I agree with capital punishment, even so I don't think it would be appropriate in this case. That doesn't make me a sympathiser or apologist hmm

creighton Thu 04-Apr-13 14:28:10

yellowtip, you are quite right. waterfallsover's post shows why we have a formal judicial system. people don't get to offer rough justice to anyone they please. i don't believe in the death penalty, but people like him and the one who killed baby Peter test your resolve. if someone dropped a rock on his and philpott's head, it would be no loss to society.

creighton Thu 04-Apr-13 14:30:06

hasn't maxine carr disqualified herself from going to live in another country? who would want her? you have to be 'perfect' to get into other countries, she is not.

Snazzynewyear Thu 04-Apr-13 14:30:17

I do not agree with capital punishment and I know perfectly well I am no 'child killer sympathiser'. Feel free to have your own opinion but don't draw idiotic conclusions about other people's values as a result.

Pagwatch I don't think its something everybody means but I can certainly believe that some people would, maybe even a few more depending on the nature of the harm inflicted to said child.

This case only happened recently.

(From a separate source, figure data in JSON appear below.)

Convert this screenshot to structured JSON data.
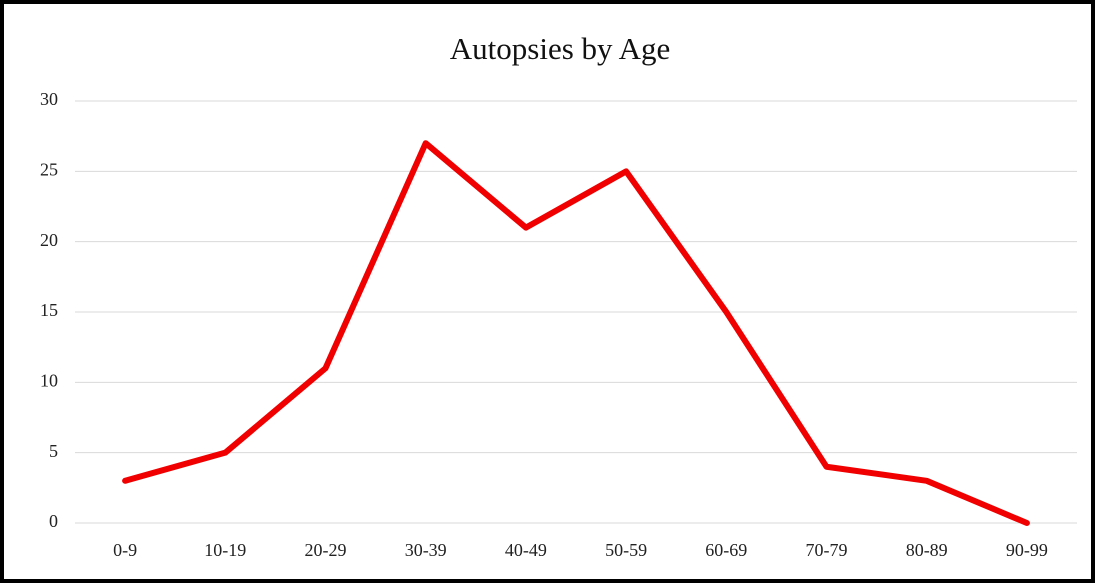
{
  "chart_data": {
    "type": "line",
    "title": "Autopsies by Age",
    "categories": [
      "0-9",
      "10-19",
      "20-29",
      "30-39",
      "40-49",
      "50-59",
      "60-69",
      "70-79",
      "80-89",
      "90-99"
    ],
    "values": [
      3,
      5,
      11,
      27,
      21,
      25,
      15,
      4,
      3,
      0
    ],
    "color": "#f00000",
    "ylim": [
      0,
      30
    ],
    "yticks": [
      0,
      5,
      10,
      15,
      20,
      25,
      30
    ],
    "grid": true
  }
}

I've certainly seen reports of similar revenge attacks.

Pagwatch Thu 04-Apr-13 14:36:29

I am not doubting it happens sometimes Tig.

I am just doubting people who say 'in this unimaginable situation I would do x' because I think it is simplistic and not born out by the remarkably small number of people who actually do x

Yes I think obviously the percentage of people who post comments like that are taking a simplistic view and are unlikely to have this as their primary thought if something awful were to happen.

However, of all the events or horrible situations in life, I know that families and more specifically children can drive you to do things you previously wouldn't have even contemplated.

I'm sure if you've ever seen anyone harm your child in the slightest way you've felt a reaction so whilst agree it comes from a simplistic and not entirely balanced or factual place, there is often some personal evidence for making such a comment.

Floralnomad Thu 04-Apr-13 15:03:42

Unless they keep him in solitary he will probably not get out of prison courtesy of some other prisoners . She is obviously quite vulnerable but didnt come out of the Panorama programme looking any better as her family had obviously tried to get her away from him and she had chosen to stay . I do think her sisters both came across very well in the programme .His response in the courtroom as they took him down just about sums him up .

VictorTango Thu 04-Apr-13 15:11:18

Thanks Janey smile Those poor kids. Can you imagine finding that out one day?

What do you think Philpott meant when he said 'its not over yet'? Do you think he means an appeal?